The controversy arises from the overwhelming role that co-benefits play in assessing Mr Obama’s rule-making. Fully two-thirds of the benefits of economically significant final rules reviewed by OIRA in 2010 were thanks to reductions in fine particles brought about by regulations that were actually aimed at something else, according to Susan Dudley of George Washington University, who served in OIRA under George Bush (see chart). That is double the share of co-benefits reported in Mr Bush’s last year in office in 2008.
If reducing fine particles is so beneficial, it would surely be more transparent and efficient to target them directly. As it happens, federal standards for fine-particle concentrations already exist. But the EPA routinely claims additional benefits from reducing those concentrations well below levels the current law considers safe. That is dubious: a lack of data makes it much harder to know the effects of such low concentrations.
Another criticism of the Obama administration’s approach is its heavy reliance on “private benefits”. Economists typically justify regulation when private market participants, such as buyers and sellers of electricity, generate costs—such as pollution—that the rest of society has to bear. But fuel and energy-efficiency regulations are now being justified not by such social benefits, but by private benefits like reduced spending on fuel and electricity.
Private benefits have long been used in cost-benefit analysis but Ms Dudley’s data show that, like co-benefits, their importance has grown dramatically under Mr Obama. Ted Gayer of the Brookings Institution notes that private benefits such as reduced fuel consumption and shorter refuelling times account for 90% of the $388 billion in lifetime benefits claimed for last year’s new fuel-economy standards for cars and light trucks. They also account for 92% and 70% of the benefits of new energy-efficiency standards for washing machines and refrigerators respectively.
The values placed on such private benefits are highly suspect. If consumers were really better off with more efficient cars or appliances, they would buy them without a prod from government. The fact that they don’t means they put little value on money saved in the future, or simply prefer other features more. Mr Obama’s OIRA notes that a growing body of research argues that consumers don’t always make rational choices; Mr Gayer counters that regulators do not make appropriate use of that research in their calculations.

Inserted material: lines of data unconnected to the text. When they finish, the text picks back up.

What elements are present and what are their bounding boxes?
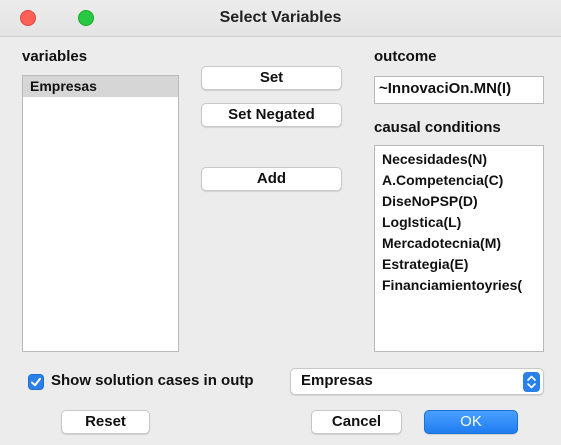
set-button[interactable]: Set [201, 66, 342, 90]
causal-conditions-list[interactable]: Necesidades(N) A.Competencia(C) DiseNoPS… [374, 145, 544, 352]
condition-item[interactable]: Estrategia(E) [375, 254, 543, 275]
set-negated-button[interactable]: Set Negated [201, 103, 342, 127]
outcome-label: outcome [374, 48, 437, 65]
title-bar: Select Variables [0, 0, 561, 37]
condition-item[interactable]: LogIstica(L) [375, 212, 543, 233]
variables-list[interactable]: Empresas [22, 75, 179, 352]
checkmark-icon [31, 377, 41, 387]
condition-item[interactable]: Necesidades(N) [375, 149, 543, 170]
condition-item[interactable]: Mercadotecnia(M) [375, 233, 543, 254]
show-cases-checkbox[interactable] [28, 374, 44, 390]
variables-label: variables [22, 48, 88, 65]
condition-item[interactable]: DiseNoPSP(D) [375, 191, 543, 212]
up-down-arrows-icon [523, 372, 540, 392]
causal-conditions-label: causal conditions [374, 119, 501, 136]
condition-item[interactable]: A.Competencia(C) [375, 170, 543, 191]
reset-button[interactable]: Reset [61, 410, 150, 434]
ok-button[interactable]: OK [424, 410, 518, 434]
cancel-button[interactable]: Cancel [311, 410, 402, 434]
outcome-field[interactable]: ~InnovaciOn.MN(I) [374, 76, 544, 104]
show-cases-label: Show solution cases in outp [51, 372, 254, 389]
window-title: Select Variables [219, 9, 342, 26]
cases-select[interactable]: Empresas [290, 368, 544, 395]
variables-list-item-empresas[interactable]: Empresas [23, 76, 178, 97]
cases-select-value: Empresas [301, 372, 373, 389]
condition-item[interactable]: Financiamientoyries( [375, 275, 543, 296]
add-button[interactable]: Add [201, 167, 342, 191]
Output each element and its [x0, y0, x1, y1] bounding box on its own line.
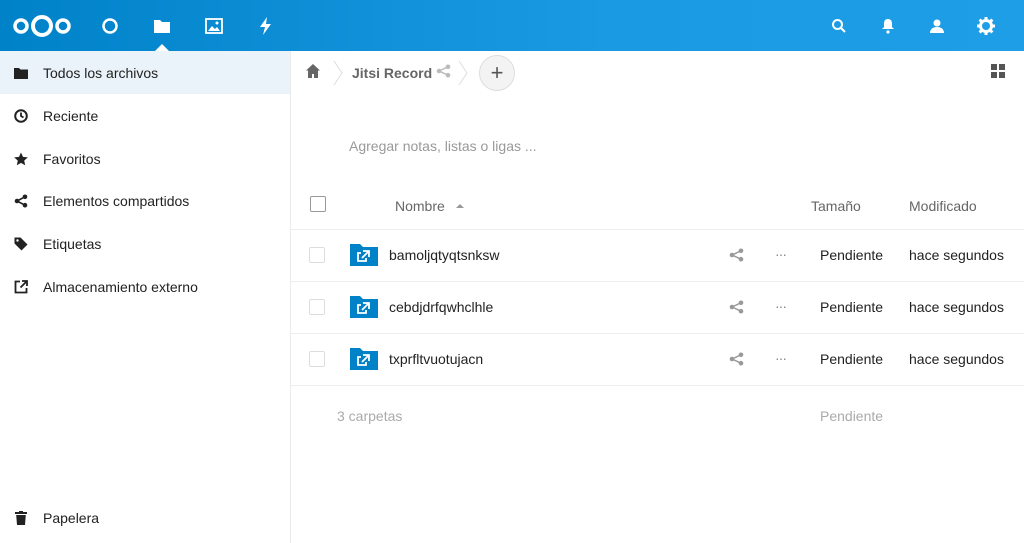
sidebar-item-label: Todos los archivos: [43, 64, 159, 81]
folder-icon: [154, 19, 170, 33]
folder-icon: [0, 67, 42, 79]
breadcrumb-separator: [333, 60, 343, 86]
share-icon[interactable]: [729, 248, 745, 262]
notifications-button[interactable]: [864, 0, 912, 51]
row-checkbox[interactable]: [309, 351, 325, 367]
nextcloud-logo[interactable]: [12, 14, 72, 38]
share-icon[interactable]: [729, 352, 745, 366]
home-icon: [306, 64, 320, 78]
external-folder-icon: [350, 296, 378, 318]
share-icon: [0, 194, 42, 208]
sidebar-item-label: Elementos compartidos: [43, 192, 190, 209]
sidebar-item-label: Favoritos: [43, 150, 101, 167]
sidebar: Todos los archivos Reciente Favoritos El…: [0, 51, 291, 543]
lightning-icon: [260, 16, 271, 35]
sidebar-item-label: Reciente: [43, 107, 99, 124]
notes-input[interactable]: Agregar notas, listas o ligas ...: [349, 138, 537, 154]
sidebar-item-recent[interactable]: Reciente: [0, 94, 290, 137]
row-checkbox[interactable]: [309, 299, 325, 315]
breadcrumb-home[interactable]: [305, 63, 321, 79]
file-modified: hace segundos: [909, 351, 1004, 367]
more-actions-icon[interactable]: ···: [775, 246, 787, 262]
image-icon: [205, 17, 223, 34]
more-actions-icon[interactable]: ···: [775, 298, 787, 314]
photos-app-button[interactable]: [189, 0, 239, 51]
circle-icon: [102, 17, 118, 34]
sidebar-item-shared[interactable]: Elementos compartidos: [0, 179, 290, 222]
search-icon: [832, 18, 846, 33]
file-modified: hace segundos: [909, 299, 1004, 315]
bell-icon: [882, 18, 894, 34]
file-name[interactable]: cebdjdrfqwhclhle: [389, 299, 493, 315]
more-actions-icon[interactable]: ···: [775, 350, 787, 366]
sidebar-item-tags[interactable]: Etiquetas: [0, 222, 290, 265]
total-size-summary: Pendiente: [820, 408, 884, 424]
table-row[interactable]: bamoljqtyqtsnksw ··· Pendiente hace segu…: [291, 230, 1024, 282]
activity-app-button[interactable]: [241, 0, 291, 51]
trash-icon: [0, 510, 42, 525]
share-icon[interactable]: [729, 300, 745, 314]
top-header: [0, 0, 1024, 51]
sidebar-item-label: Papelera: [43, 509, 100, 526]
file-name[interactable]: txprfltvuotujacn: [389, 351, 483, 367]
column-name-header[interactable]: Nombre: [395, 198, 445, 214]
external-folder-icon: [350, 244, 378, 266]
file-size: Pendiente: [820, 247, 884, 263]
table-row[interactable]: txprfltvuotujacn ··· Pendiente hace segu…: [291, 334, 1024, 386]
row-checkbox[interactable]: [309, 247, 325, 263]
grid-icon: [991, 64, 1005, 78]
breadcrumb-separator: [458, 60, 468, 86]
search-button[interactable]: [815, 0, 863, 51]
contacts-button[interactable]: [913, 0, 961, 51]
folder-count-summary: 3 carpetas: [337, 408, 403, 424]
sidebar-item-label: Almacenamiento externo: [43, 278, 198, 295]
file-modified: hace segundos: [909, 247, 1004, 263]
dashboard-app-button[interactable]: [85, 0, 135, 51]
column-size-header[interactable]: Tamaño: [811, 198, 861, 214]
external-icon: [0, 279, 42, 294]
sort-ascending-icon: [456, 204, 464, 208]
tag-icon: [0, 237, 42, 251]
share-icon: [436, 64, 451, 78]
sidebar-item-favorites[interactable]: Favoritos: [0, 137, 290, 180]
add-new-button[interactable]: +: [479, 55, 515, 91]
sidebar-item-external-storage[interactable]: Almacenamiento externo: [0, 265, 290, 308]
contacts-icon: [930, 19, 944, 33]
clock-icon: [0, 108, 42, 123]
file-name[interactable]: bamoljqtyqtsnksw: [389, 247, 500, 263]
file-size: Pendiente: [820, 351, 884, 367]
table-row[interactable]: cebdjdrfqwhclhle ··· Pendiente hace segu…: [291, 282, 1024, 334]
gear-icon: [977, 16, 995, 35]
breadcrumb-current[interactable]: Jitsi Record: [352, 65, 432, 81]
active-app-indicator: [155, 44, 169, 51]
grid-view-toggle[interactable]: [991, 64, 1005, 83]
select-all-checkbox[interactable]: [310, 196, 326, 212]
file-size: Pendiente: [820, 299, 884, 315]
external-folder-icon: [350, 348, 378, 370]
sidebar-item-all-files[interactable]: Todos los archivos: [0, 51, 290, 94]
settings-button[interactable]: [962, 0, 1010, 51]
sidebar-item-label: Etiquetas: [43, 235, 102, 252]
column-modified-header[interactable]: Modificado: [909, 198, 977, 214]
star-icon: [0, 152, 42, 166]
breadcrumb-share[interactable]: [436, 64, 452, 83]
sidebar-item-trash[interactable]: Papelera: [0, 496, 290, 539]
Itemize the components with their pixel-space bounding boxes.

Under Mr Obama, rule-makers’ assumptions not only enhance the benefits of rules but also reduce the costs. John Graham of Indiana University, who ran OIRA under Mr Bush, cites the new fuel-economy standards as an example. They assume that electric cars have no carbon emissions, although the electricity they use probably came from coal. They also assume less of a “rebound effect”—the tendency of people to drive more when their cars get better mileage—than was the case under Mr Bush.
Mr Bush’s administration was sometimes accused of the opposite bias: understating benefits and overstating costs. At one point his EPA considered assigning a lower value to reducing the risk of death for elderly people since they had fewer years left to live; it eventually backed down. Mr Obama’s EPA has considered raising the value of cutting the risk of death by cancer on the ground that it is a more horrifying way to die than others.
More consistent cost-benefit analysis would reduce such controversies. Michael Greenstone of the Hamilton Project, a liberal-leaning research group, thinks that could be done through the creation of a non-partisan congressional oversight body using the best evidence available to vet regulations, much as the Congressional Budget Office vets fiscal policy. It would also re-evaluate old regulations to see if the original analysis behind them was still valid. Rule-making would still require judgment, but it would be less subject to the whims of the people in power.